Il Rettore Mariotti ha aperto la conferenza stampa sottolineando che l’obiettivo primario dell’operazione, frutto di un lungo e complesso lavoro diplomatico e burocratico, è garantire il diritto allo studio a chi lo ha visto negato dalle bombe. Accanto a lui, l’Arcivescovo di Sassari Francesco Soddu e i referenti dell’Ufficio Orientamento hanno rimarcato il valore umano di un’iniziativa che vede la Sardegna in prima linea nei percorsi di accoglienza coordinati dalla CRUI. Un contributo decisivo è arrivato anche dal coordinamento “Students Beyond Borders-Progetto Fiori dai Cannoni”, che ha lavorato costantemente per il successo dell’operazione.
L’accoglienza si traduce in un sostegno concreto e strutturato. Cinque dei giovani arrivati potranno frequentare i corsi di Comunicazione, Mediazione Culturale e Scienze Politiche grazie a borse di studio triennali da 12mila euro finanziate direttamente dall’Ateneo, con il supporto logistico dell’ERSU per i pasti e l’alloggio.
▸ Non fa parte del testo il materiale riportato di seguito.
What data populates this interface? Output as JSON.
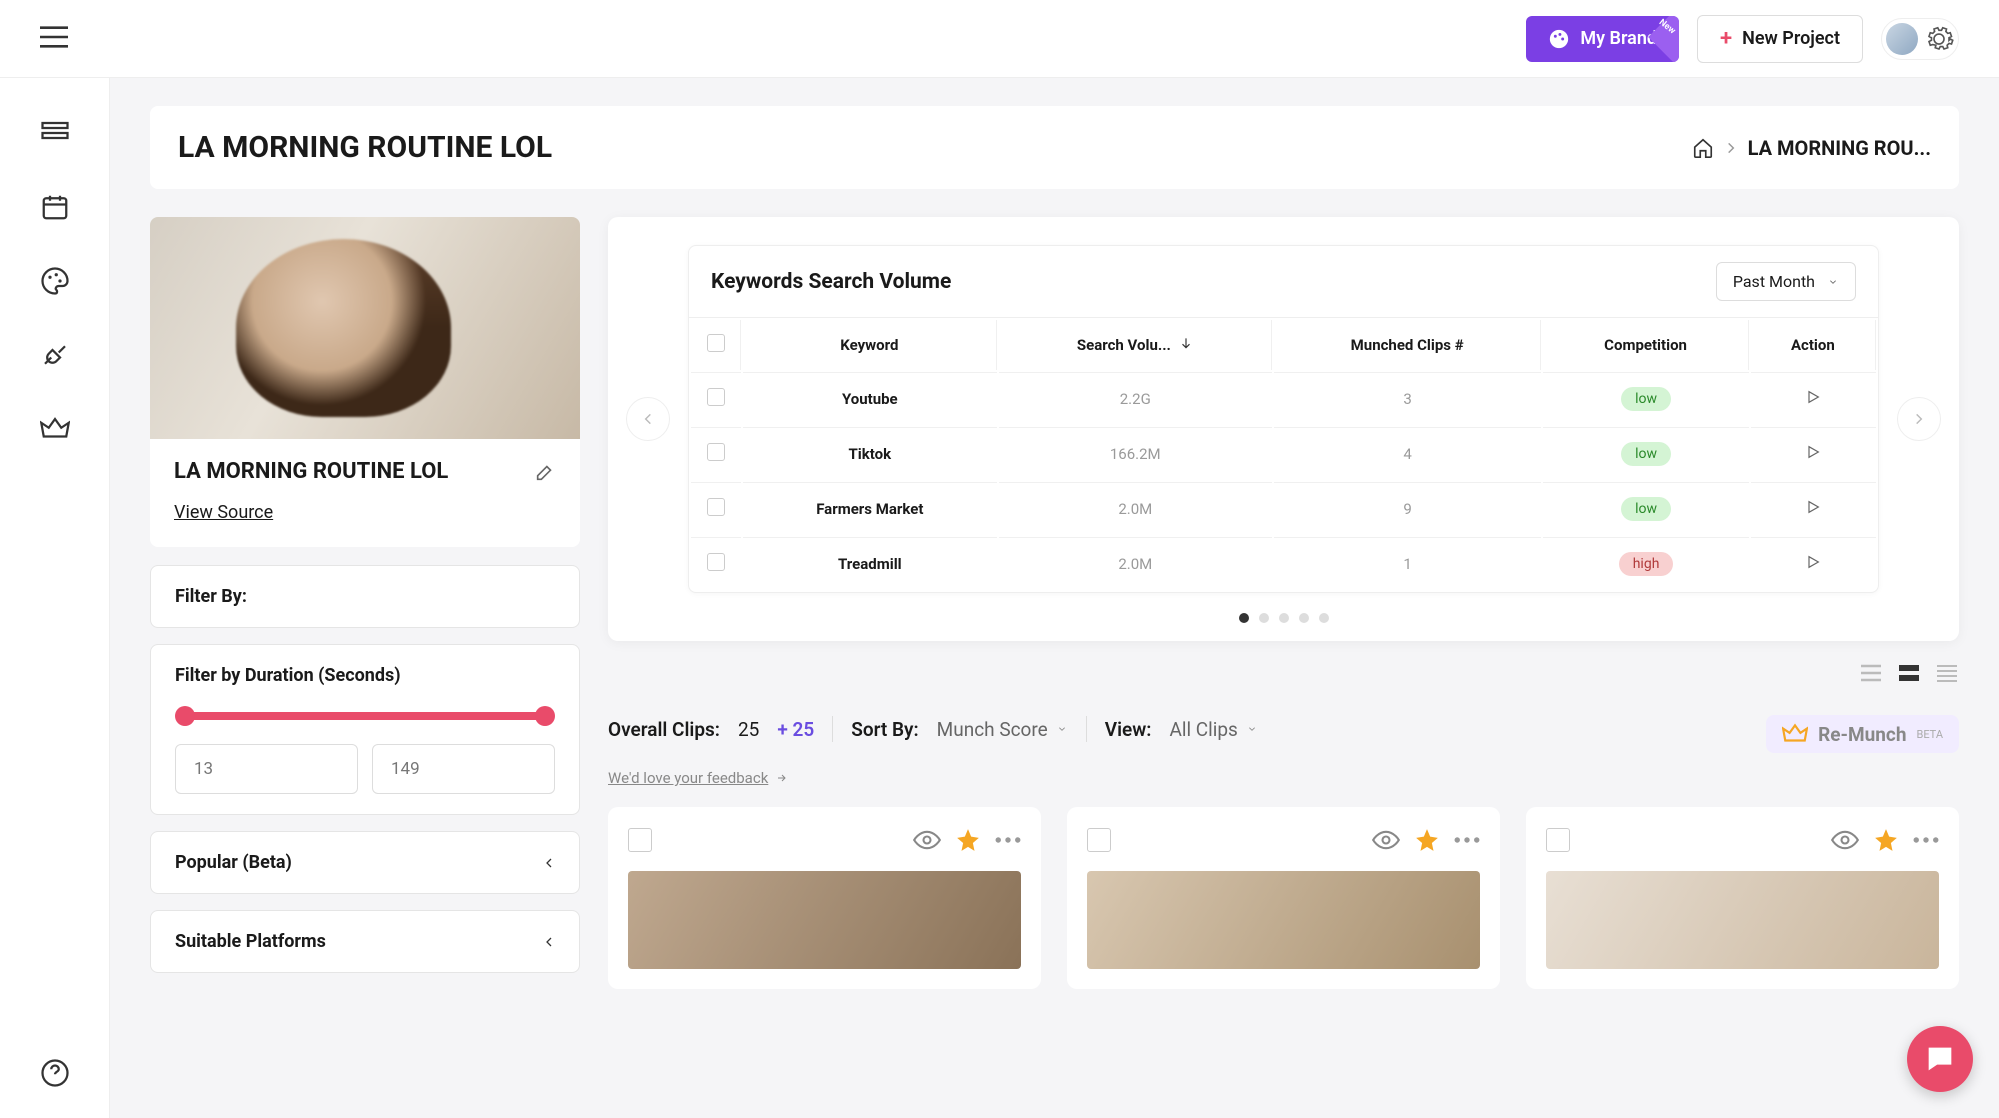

La Regione Sardegna ha invece messo a disposizione i fondi per permettere a una ragazza e un ragazzo di studiare Ingegneria informatica e Scienze politiche, mentre l’ERSU ha stanziato ulteriori risorse per altri due studenti di Ingegneria e Servizio sociale, garantendo a tutto il gruppo la permanenza gratuita nelle case dello studente.
Questo primo contingente rappresenta solo la metà di un impegno più vasto che coinvolgerà complessivamente diciassette persone. Una volta completato l’arrivo dei restanti otto giovani, l’operazione conterà in totale dieci borse dell’Università, cinque della Regione e due dell’Ente regionale per il diritto allo studio. Oltre ai contributi economici, il programma prevede l’esenzione totale dalle tasse, la fornitura dei libri di testo e un percorso di accompagnamento linguistico curato dal Centro Linguistico di Ateneo, offrendo così una protezione integrale che permetterà a questi ragazzi di trasformare il dolore dell’esilio in un’opportunità di riscatto professionale e civile.